Germaine était guichetière à la SNCF. Aujourd’hui, elle est retraitée.
Elle est toujours communiste. De ce communisme populaire du temps de l’engagement syndical et des conquêtes sociales. Du temps où on pensait qu’en se serrant les coudes, on ferait bouger les choses et que ça irait mieux demain.
Simple guichetière, elle reste totalement, entièrement, dévouée à la SNCF. A mi-chemin entre le corporatisme de fonction publique et le sentiment d’avoir participé à une Oeuvre au service de tous.
Quand je viens la voir en visite, ça n’y manque pas. Elle me parle de « la maison ».
Comme chaque sou compte, elle épluche ses relevés et appelle régulièrement la SNCF pour râler ou pour comprendre.
Elle est extraordinaire. Elle est convaincue, à chaque fois qu’elle appelle que la personne à l’autre bout du fil la connaît, elle, personnellement.
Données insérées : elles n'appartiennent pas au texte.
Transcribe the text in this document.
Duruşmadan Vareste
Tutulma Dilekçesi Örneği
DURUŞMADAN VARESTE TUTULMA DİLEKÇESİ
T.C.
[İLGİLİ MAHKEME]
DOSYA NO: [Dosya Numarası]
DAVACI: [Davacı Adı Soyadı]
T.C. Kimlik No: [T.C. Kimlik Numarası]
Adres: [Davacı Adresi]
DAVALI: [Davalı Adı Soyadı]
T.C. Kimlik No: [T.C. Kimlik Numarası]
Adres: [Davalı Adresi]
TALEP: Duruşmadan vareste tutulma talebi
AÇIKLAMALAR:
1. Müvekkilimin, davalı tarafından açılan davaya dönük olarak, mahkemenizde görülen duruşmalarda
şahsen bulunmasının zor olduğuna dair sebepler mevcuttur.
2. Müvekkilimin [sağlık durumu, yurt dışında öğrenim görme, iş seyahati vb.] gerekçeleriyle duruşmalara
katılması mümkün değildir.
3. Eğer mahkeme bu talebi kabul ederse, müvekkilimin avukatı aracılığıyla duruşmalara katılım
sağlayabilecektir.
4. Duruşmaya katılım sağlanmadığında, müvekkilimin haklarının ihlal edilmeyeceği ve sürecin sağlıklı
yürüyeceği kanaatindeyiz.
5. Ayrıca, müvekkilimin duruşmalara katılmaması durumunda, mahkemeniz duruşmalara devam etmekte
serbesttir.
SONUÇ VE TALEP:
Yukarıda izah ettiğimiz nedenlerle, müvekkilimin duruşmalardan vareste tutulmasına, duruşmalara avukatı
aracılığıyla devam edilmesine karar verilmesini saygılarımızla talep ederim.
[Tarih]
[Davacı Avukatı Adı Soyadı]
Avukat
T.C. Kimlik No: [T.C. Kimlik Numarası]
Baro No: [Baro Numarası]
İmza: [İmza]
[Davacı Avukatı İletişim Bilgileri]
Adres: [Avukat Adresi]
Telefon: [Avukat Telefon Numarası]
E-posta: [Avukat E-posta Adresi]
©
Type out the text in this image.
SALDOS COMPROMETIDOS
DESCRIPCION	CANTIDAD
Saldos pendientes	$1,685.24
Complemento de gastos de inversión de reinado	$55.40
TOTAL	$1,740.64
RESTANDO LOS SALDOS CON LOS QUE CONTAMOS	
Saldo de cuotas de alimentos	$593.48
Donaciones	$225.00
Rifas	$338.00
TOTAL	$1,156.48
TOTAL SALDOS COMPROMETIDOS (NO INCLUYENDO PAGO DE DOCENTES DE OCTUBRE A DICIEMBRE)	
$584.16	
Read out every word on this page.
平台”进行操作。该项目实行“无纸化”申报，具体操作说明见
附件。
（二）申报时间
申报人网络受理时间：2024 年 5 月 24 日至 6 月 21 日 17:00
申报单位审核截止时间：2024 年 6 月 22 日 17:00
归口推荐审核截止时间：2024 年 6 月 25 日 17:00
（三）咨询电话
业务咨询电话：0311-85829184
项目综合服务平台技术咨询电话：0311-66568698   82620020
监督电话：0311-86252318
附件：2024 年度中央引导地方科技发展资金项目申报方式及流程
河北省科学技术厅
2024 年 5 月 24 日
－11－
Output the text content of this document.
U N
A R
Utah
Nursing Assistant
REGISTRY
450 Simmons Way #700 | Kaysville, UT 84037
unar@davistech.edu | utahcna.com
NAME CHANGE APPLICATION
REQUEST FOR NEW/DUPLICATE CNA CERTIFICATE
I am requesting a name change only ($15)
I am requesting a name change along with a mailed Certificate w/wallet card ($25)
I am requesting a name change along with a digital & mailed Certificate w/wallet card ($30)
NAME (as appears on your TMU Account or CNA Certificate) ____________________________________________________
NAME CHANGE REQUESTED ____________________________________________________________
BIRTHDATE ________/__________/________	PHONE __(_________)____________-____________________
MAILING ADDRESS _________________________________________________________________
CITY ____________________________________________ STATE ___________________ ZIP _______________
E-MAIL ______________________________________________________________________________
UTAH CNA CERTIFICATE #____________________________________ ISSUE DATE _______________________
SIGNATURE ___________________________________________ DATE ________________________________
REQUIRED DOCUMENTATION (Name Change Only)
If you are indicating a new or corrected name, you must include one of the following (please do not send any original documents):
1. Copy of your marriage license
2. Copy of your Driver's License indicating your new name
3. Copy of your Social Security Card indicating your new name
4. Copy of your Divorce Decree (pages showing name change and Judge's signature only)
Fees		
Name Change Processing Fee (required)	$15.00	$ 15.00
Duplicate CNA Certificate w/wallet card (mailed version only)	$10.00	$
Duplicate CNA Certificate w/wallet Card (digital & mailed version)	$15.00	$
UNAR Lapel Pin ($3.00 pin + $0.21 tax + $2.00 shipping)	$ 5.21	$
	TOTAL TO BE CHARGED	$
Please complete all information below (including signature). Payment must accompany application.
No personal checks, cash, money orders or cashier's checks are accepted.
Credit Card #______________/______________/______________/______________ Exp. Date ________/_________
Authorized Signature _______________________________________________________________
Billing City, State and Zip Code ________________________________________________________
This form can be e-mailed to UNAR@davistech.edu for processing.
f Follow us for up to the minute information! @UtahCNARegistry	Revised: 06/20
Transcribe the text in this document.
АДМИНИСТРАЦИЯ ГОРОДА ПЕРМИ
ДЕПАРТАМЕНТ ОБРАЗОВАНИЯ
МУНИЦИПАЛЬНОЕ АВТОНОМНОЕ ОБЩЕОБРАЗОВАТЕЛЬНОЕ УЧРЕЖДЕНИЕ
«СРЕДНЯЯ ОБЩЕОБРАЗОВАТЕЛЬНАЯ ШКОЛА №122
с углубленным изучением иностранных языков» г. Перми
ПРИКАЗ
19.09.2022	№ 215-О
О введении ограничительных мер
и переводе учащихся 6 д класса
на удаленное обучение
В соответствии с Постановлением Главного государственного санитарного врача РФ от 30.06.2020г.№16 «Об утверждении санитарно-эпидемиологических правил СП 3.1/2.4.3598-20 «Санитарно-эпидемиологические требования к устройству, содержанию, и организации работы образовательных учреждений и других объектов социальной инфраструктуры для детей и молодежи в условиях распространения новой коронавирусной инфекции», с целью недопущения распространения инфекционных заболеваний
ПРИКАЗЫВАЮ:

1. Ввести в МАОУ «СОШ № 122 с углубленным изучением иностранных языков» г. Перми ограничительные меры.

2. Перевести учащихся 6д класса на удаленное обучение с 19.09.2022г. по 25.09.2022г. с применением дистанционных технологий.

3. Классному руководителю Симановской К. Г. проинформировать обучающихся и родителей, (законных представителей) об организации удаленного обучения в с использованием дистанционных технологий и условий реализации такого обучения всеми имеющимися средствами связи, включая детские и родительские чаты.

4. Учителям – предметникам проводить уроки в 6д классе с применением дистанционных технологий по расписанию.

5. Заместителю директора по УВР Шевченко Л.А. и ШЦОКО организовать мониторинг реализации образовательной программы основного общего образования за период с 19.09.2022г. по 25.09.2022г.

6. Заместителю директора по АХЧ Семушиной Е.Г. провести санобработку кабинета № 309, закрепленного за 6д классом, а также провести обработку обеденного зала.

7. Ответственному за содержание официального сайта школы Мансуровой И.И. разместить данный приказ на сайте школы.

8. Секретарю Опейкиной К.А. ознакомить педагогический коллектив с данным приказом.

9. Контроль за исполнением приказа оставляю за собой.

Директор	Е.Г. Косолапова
Elle est convaincue que le téléopérateur me connaît bien aussi, directement, puisqu’il sait que c’est moi qui suis Germaine et quel traitement je lui prescrits.
Pour elle qui a vécu le temps des fiches cartonnées, un téléopérateur avec sur son écran la totalité des données qui la concerne, les remboursements qu’elle a eu, le nom de ses médecins, ce n’est tout simplement pas conceptuellement imaginable.
La semaine dernière, elle me disait, qu’elle avait discuté avec son fils de son avenir. Elle est en train de se demander si elle « ne va pas retourner chez ‘nous’ à la maison de retraite de la SNCF ».
Puis elle s’est lancée dans une histoire de remboursement de 7 euros qui correspondait d’après elle à deux bouteilles de sirop pour la toux qu’elle avait cherché à la pharmacie. « Ils ont dû se dire qu’elle était en train de crever la mère Germaine à la SNCF ! »
Ça… je suis même sûr que Guillaume Pépy demandait un bulletin médical complet chaque matin.
Et de finir avec le divorce de son fils qui la préoccupe beaucoup. « Je lui ai dit qu’on avait des bons avocats à la boîte. C’est sûr, si la SNCF s’en mêle, elle f’ra pas la maline l’autre !' »
N’a-t-elle pas pu ? pas voulu ? voir changer les choses. Le reste du monde a bougé mais, elle, elle a tenu bon, accrochée à ce qui a fait sa vie. A son monde merveilleux.
D’une certaine façon, moi aussi ça m’émerveille.